Clarity stamps - Small Village Set, tree from Cottage Set
Digi "stamp" of church
Limited palette of Promarkers
moon mask punched from a post it note
I needed a stamp of a church and was quite shocked to find I had not got one anywhere, so I managed to borrow the large church stamp made by Clarity (I have now ordered my own). I stamped it onto good white card, scanned it into the computer, and reduced the size digitally to get one that would go with the mini village set. I had to work out exactly where I wanted it on the card before printing it onto the Clarity silk card, and leaving it overnight to dry thoroughly. Then I just needed to place all the other images where they looked good (I did try it all on copy paper first).
I loaded the brayer with Cloudy Blue and with the moon mask in place, put the sky in. Then I darkened it slightly by changing to Stonewashed and repeating it. The hills and mounds were done using a randomly torn piece of paper, and a make up sponge to apply the Juniper, trying to ground the church, the trees and cottages as I went. I removed the mask and added a little yellow to the sun with a sponge.

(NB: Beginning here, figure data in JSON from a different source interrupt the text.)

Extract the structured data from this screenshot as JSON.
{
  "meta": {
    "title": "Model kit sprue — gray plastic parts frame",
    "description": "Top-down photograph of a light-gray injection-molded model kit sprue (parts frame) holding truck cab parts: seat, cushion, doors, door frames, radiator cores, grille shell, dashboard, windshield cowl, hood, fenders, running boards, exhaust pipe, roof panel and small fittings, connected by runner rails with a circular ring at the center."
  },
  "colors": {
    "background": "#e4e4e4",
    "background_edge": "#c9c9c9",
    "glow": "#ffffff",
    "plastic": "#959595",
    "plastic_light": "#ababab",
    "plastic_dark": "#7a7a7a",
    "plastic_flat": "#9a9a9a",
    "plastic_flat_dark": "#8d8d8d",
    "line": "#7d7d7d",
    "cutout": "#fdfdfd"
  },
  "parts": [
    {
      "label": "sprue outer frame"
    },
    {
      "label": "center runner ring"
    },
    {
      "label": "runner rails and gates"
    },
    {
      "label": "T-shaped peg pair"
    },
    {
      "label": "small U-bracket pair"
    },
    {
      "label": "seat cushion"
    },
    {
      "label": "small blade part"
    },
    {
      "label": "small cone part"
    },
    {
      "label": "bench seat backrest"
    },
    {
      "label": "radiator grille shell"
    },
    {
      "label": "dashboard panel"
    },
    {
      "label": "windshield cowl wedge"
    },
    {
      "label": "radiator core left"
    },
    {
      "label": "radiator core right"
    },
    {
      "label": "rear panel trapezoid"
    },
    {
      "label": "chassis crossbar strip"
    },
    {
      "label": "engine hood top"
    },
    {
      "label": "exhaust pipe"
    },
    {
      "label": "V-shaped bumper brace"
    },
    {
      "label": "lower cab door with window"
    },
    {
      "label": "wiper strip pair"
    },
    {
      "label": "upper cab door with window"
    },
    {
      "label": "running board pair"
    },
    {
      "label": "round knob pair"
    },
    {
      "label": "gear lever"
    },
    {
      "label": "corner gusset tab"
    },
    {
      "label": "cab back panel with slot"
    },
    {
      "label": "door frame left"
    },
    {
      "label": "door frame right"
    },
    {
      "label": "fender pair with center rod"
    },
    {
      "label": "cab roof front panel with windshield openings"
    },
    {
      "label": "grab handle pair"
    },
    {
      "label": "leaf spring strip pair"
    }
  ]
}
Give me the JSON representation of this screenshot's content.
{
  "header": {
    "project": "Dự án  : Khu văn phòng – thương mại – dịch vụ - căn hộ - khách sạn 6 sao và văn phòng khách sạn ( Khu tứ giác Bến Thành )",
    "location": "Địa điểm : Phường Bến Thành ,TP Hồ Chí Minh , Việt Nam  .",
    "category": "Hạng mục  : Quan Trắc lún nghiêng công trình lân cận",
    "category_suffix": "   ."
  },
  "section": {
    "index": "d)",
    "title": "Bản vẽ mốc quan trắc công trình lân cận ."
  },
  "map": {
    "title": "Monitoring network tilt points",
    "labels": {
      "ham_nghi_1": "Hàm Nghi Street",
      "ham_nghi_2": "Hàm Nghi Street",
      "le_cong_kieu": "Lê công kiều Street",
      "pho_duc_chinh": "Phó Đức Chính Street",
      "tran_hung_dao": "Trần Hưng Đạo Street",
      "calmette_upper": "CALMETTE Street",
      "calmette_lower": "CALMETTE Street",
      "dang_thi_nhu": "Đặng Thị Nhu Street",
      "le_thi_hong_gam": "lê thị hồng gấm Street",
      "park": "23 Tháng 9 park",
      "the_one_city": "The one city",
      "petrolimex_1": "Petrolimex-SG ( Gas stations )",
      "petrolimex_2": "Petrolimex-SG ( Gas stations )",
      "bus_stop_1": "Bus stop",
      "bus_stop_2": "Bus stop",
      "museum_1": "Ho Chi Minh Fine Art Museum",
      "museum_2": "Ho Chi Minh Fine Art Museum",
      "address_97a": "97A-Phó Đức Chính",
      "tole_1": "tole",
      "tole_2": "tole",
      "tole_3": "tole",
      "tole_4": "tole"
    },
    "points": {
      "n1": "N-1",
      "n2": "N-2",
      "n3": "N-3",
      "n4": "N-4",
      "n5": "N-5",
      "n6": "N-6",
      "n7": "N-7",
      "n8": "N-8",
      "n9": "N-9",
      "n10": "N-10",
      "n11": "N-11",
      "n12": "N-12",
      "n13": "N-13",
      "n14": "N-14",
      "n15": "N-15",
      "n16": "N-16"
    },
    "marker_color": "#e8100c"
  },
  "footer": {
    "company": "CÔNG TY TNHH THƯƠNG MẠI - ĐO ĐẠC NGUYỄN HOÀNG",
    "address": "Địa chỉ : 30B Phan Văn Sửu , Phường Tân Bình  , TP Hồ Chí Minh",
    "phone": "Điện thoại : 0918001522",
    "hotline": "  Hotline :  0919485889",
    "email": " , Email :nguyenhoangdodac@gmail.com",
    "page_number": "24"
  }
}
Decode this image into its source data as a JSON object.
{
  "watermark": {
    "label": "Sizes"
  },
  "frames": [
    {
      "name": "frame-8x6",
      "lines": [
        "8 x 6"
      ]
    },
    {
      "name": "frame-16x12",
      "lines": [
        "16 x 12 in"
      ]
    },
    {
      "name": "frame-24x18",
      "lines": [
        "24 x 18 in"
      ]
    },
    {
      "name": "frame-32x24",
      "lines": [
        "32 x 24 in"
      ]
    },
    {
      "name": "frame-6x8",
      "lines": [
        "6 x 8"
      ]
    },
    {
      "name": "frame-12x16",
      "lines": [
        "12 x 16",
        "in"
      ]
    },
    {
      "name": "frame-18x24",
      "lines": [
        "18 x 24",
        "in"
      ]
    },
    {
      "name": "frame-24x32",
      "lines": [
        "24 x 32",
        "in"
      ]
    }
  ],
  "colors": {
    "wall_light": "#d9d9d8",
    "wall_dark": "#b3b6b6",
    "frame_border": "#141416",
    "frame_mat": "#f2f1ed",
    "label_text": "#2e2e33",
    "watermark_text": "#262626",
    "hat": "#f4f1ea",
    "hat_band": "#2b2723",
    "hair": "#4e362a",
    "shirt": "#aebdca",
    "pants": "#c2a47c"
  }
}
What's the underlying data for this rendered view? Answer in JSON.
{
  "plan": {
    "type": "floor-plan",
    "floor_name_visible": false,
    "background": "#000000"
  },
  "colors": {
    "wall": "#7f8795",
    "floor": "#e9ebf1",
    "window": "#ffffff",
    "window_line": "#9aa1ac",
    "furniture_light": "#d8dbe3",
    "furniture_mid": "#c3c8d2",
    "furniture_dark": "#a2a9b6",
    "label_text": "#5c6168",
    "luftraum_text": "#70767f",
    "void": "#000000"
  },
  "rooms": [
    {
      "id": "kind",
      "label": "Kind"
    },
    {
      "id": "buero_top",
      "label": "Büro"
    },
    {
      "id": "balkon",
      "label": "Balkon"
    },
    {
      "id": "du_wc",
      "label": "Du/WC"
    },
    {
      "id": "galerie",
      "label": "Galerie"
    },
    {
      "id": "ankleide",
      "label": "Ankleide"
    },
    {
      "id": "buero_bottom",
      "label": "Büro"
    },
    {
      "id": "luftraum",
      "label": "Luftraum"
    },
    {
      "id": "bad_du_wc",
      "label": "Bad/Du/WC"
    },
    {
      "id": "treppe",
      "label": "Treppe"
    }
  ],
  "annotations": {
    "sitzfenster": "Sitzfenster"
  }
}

Once the ink was totally dry, I added a little colour with Promarkers, keeping to a very limited palette of colours. The edge was done with a ruler, upside down, and a Slate Promarker.
The backing paper was created with the brayer, Juniper and Stonewashed. I added two stripes, overlapping and random to a piece of Clarity silk paper. Then all I needed was to get a large piece of cling film, spraying it with a mister and scrunching it down (wet side down) on to the inked paper, scrunching it round a little to blend the stripes. Then it went on another surface to dry naturally (That surface was another pile of things to sort out - not the clear tidy cupboard it should have been). After that, both the topper and the backing paper had a good polish up with a piece of dry kitchen roll to bring up the shine, before mounting it all on a plain white card.
Like most of my cards I can see loads of ways to improve this card, but it is all part of a leaving curve, and good fun. Hope you like it, and if you want to see the expert at these techniques, just watch Barbara Gray - she is a legend.